Si tiene acceso a una piscina, el pesaje hidrostático podría ser una opción. Después de exhalar la mayor cantidad de aire posible, se sienta bajo el agua y se registra su peso mientras está completamente sumergido. Luego se compara con su peso en tierra. Los dos pesos, con las manipulaciones matemáticas adecuadas, revelan la densidad corporal y esto, a su vez, proporciona información sobre qué componentes del cuerpo contribuyen a la densidad corporal. Su único inconveniente (aparte de no disfrutar de contener la respiración y sentarse bajo el agua) es que el método mide la densidad ósea, y la densidad ósea que puede verse alterada por el ejercicio o la pérdida ósea afectará la precisión de la medición. Además, es poco probable que este método se utilice con frecuencia para rastrear los efectos de una dieta, por ejemplo.

La absorciometría de rayos X de energía dual, también conocida como DEXA, es probablemente el método más preciso para determinar el contenido de grasa corporal, pero no es algo que pueda hacer en casa. Debe acudir a un centro especial, y acostarse sobre una camilla mientras el brazo de la máquina pasa sobre su cuerpo emitiendo haces de rayos X de alta y baja energía. Los rayos son absorbidos por los diferentes componentes del cuerpo y se traducen en lecturas de masa ósea, masa corporal magra y densidad de grasa.

La máquina puede dar resultados sorprendentes. Hace años, cuando estábamos estudiando los hábitos alimenticios de mujeres delgadas que estaban pasando por las primeras semanas de abstinencia de fumar, nosotros, con su permiso, observamos su masa corporal usando DEXA. Para nuestra sorpresa, la cantidad de grasa en su cuerpo era algo similar a la de alguien con sobrepeso o incluso obeso. La báscula registró un peso bajo porque su masa muscular era baja, no porque tuvieran solo pequeñas cantidades de grasa en el cuerpo.

Las mediciones DEXA requieren una cita en una clínica y la justificación a la aseguradora de la salud para la medición. En la actualidad, la acumulación de citas por el COVID implica esperar el permiso y la cita. Claramente, este no es un método de fácil acceso para determinar los cambios en la composición corporal relacionados con la pérdida o ganancia de peso.

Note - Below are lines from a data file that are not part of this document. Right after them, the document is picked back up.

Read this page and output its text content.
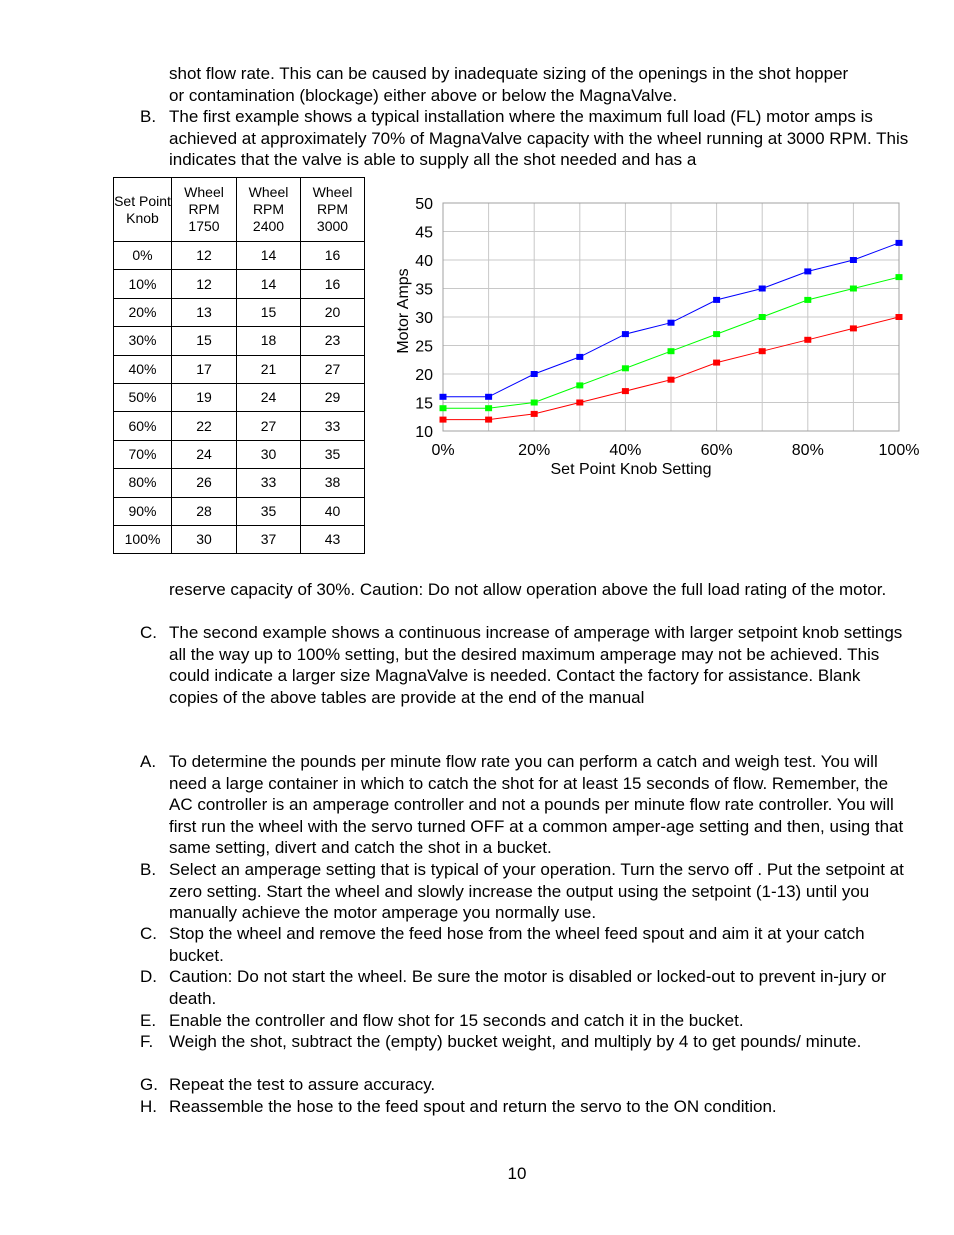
shot flow rate. This can be caused by inadequate sizing of the openings in the shot hopper
or contamination (blockage) either above or below the MagnaValve.
B. The first example shows a typical installation where the maximum full load (FL) motor amps is achieved at approximately 70% of MagnaValve capacity with the wheel running at 3000 RPM. This indicates that the valve is able to supply all the shot needed and has a
Set Point Knob	Wheel RPM 1750	Wheel RPM 2400	Wheel RPM 3000
0%	12	14	16
10%	12	14	16
20%	13	15	20
30%	15	18	23
40%	17	21	27
50%	19	24	29
60%	22	27	33
70%	24	30	35
80%	26	33	38
90%	28	35	40
100%	30	37	43
10
15
20
25
30
35
40
45
50
0%	20%	40%	60%	80%	100%
Set Point Knob Setting
Motor Amps
reserve capacity of 30%. Caution: Do not allow operation above the full load rating of the motor.
C. The second example shows a continuous increase of amperage with larger setpoint knob settings all the way up to 100% setting, but the desired maximum amperage may not be achieved. This could indicate a larger size MagnaValve is needed. Contact the factory for assistance. Blank copies of the above tables are provide at the end of the manual
A. To determine the pounds per minute flow rate you can perform a catch and weigh test. You will need a large container in which to catch the shot for at least 15 seconds of flow. Remember, the AC controller is an amperage controller and not a pounds per minute flow rate controller. You will first run the wheel with the servo turned OFF at a common amper-age setting and then, using that same setting, divert and catch the shot in a bucket.
B. Select an amperage setting that is typical of your operation. Turn the servo off . Put the setpoint at zero setting. Start the wheel and slowly increase the output using the setpoint (1-13) until you manually achieve the motor amperage you normally use.
C. Stop the wheel and remove the feed hose from the wheel feed spout and aim it at your catch bucket.
D. Caution: Do not start the wheel. Be sure the motor is disabled or locked-out to prevent in-jury or death.
E. Enable the controller and flow shot for 15 seconds and catch it in the bucket.
F. Weigh the shot, subtract the (empty) bucket weight, and multiply by 4 to get pounds/ minute.
G. Repeat the test to assure accuracy.
H. Reassemble the hose to the feed spout and return the servo to the ON condition.
10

Entonces surge la pregunta, ¿dónde está la nueva tecnología que nos permita realizar mediciones precisas de nuestra composición corporal en casa? Deberíamos poder averiguar si nuestro programa de pérdida de peso está manteniendo nuestra masa muscular, o si estamos perdiendo peso porque estamos perdiendo músculo además de grasa. Deberíamos poder saber si el tratamiento que estamos tomando para la pérdida ósea está deteniendo la pérdida y aumentando la densidad ósea. Necesitamos saber si el miembro mayor de nuestra familia no puede levantarse de una silla o caminar sin ayuda debido a la pérdida de masa muscular. Necesitamos saber si el peso de nuestro adolescente mayor está aumentando porque participa en un programa atlético vigoroso o porque come comida rápida después de la escuela todos los días.

Dada la rapidez con la que se están desarrollando los dispositivos médicos para el cuidado de la salud en el hogar, uno espera que en un futuro cercano esté disponible un dispositivo preciso y fácil de usar. Ser capaz de rastrear nuestros propios cambios en la composición corporal con precisión y frecuencia tendrá beneficios más allá de aprender qué tan rápido está cambiando nuestra masa grasa.